Hendrick girò la testa, sorridendo da sopra la spalla.
Il bambino, imbacuccato in una felpa più grande di lui, mise su l’espressione più sospettosa del suo repertorio, con labbro sporto e sopracciglio destro inarcato compresi nel prezzo; somigliava ad un buffo ammasso di grigio e marrone, convinto di sembrare più grosso di quel che era, con la sciarpona di lana grossa e i guanti senza dita –Fuori dall’orlo, la pelle era arrossata dal freddo e dal nevischio scioltosi sui capelli castani.
 “Qual è la versione ufficiale?” gli chiese l’Agente, alzandosi in piedi e facendo un cenno a Tony perché si mettesse più in ombra. Erano in un paesello dimenticato da Dio nel Tennesse, certo, ma non era comunqueo una ragione valida per essere meno prudenti.
“Una fuga di gas.” Il bambino si allontanò di un passo, non appena Colin piegò il ginocchio a terra per essere alla sua stessa altezza. Probabilmente odiava il comportamento semi-paternale degli adulti nei suoi confronti, a Tony non occorse molto per capirlo. Riconosceva anche un paio di comportamenti di quando era in collegio…
“Tu sei Tony Stark?”
“No, non lo sono.” Ribatté il magnate, schiarendosi la gola e calcando meglio il cappello con la visiera sulla fronte “Affatto.”
“E tu chi sei?” gli chiese Colin, spostando per una frazione di secondo l’attenzione del bambino su di sé “Vuoi dirci come ti chiami?”
“Harley.” Rispose il piccolo, tendendo il collo per osservare meglio Tony da oltre le spalle dell’Agente “Lo sai che i giornali ti hanno dato per morto?” lo informò.
“Sì, i giornali dicono cose come questa, in assenza di notizie migliori.”

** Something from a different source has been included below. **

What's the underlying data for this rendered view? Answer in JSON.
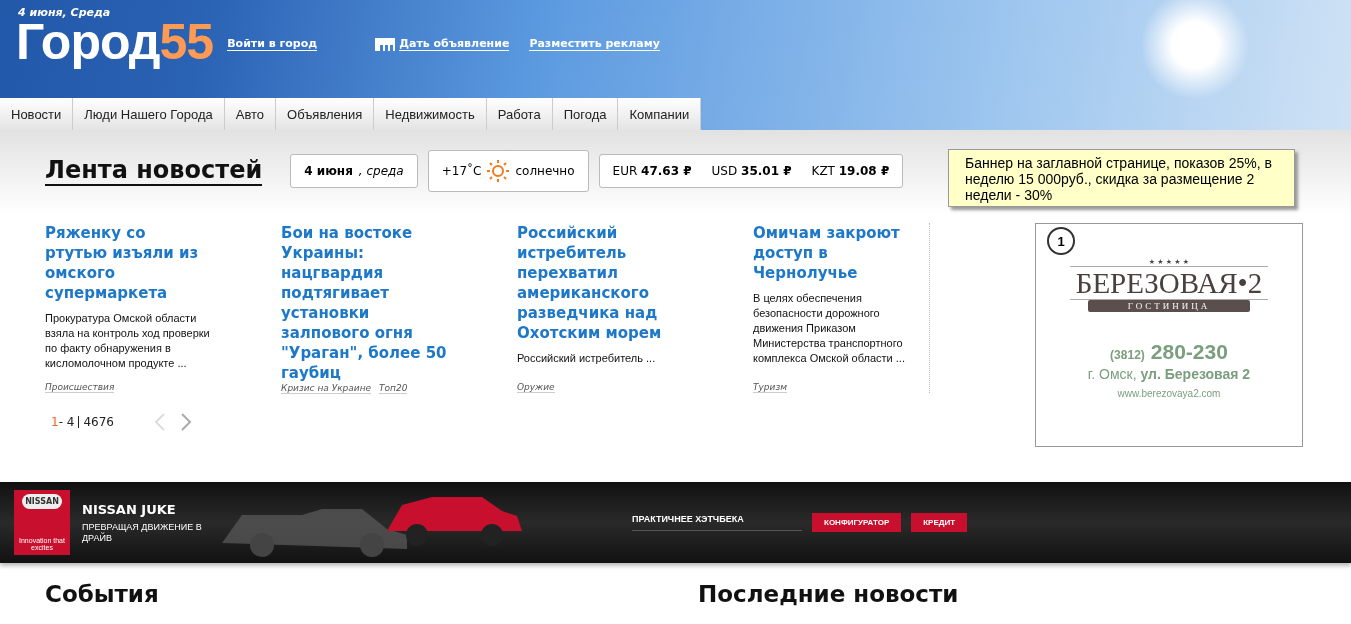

Colin permise ad un sorriso di trasparire sulle labbra –Sorriso che contagiò anche Harley, diamine, pensò Tony, quell’uomo è un genio della manipolazione.
“Cos’è successo?” chiese ancora, una volta che Harley ebbe di nuovo gli occhi nei suoi “E’ importante.”
“Dicono che questo tipo abitasse qui intorno.” Il bambino scrollò le spalle, aggirò Hendrick e andò a sedersi dinanzi al cerchio di luci. L’alone bianco-argenteo filò striature e carezze e bagliori tra le ciocche un tempo tagliate a scodella ed ora un mero guazzabuglio di nodi; gli occhi, intelligenti e vivi, ruotarono per cercare le figure di Stark e di Hendrick nel momento in cui essi gli si accomodarono accanto “Aveva vinto un sacco di medaglie nell’esercito. La gente dice che un giorno è impazzito e ha fatto, sai…” fece un gesto con le mani, un incrocio tra una palla da rugby e una sfera un po’ storta “Una bomba. E si è fatto saltare in aria. Qui”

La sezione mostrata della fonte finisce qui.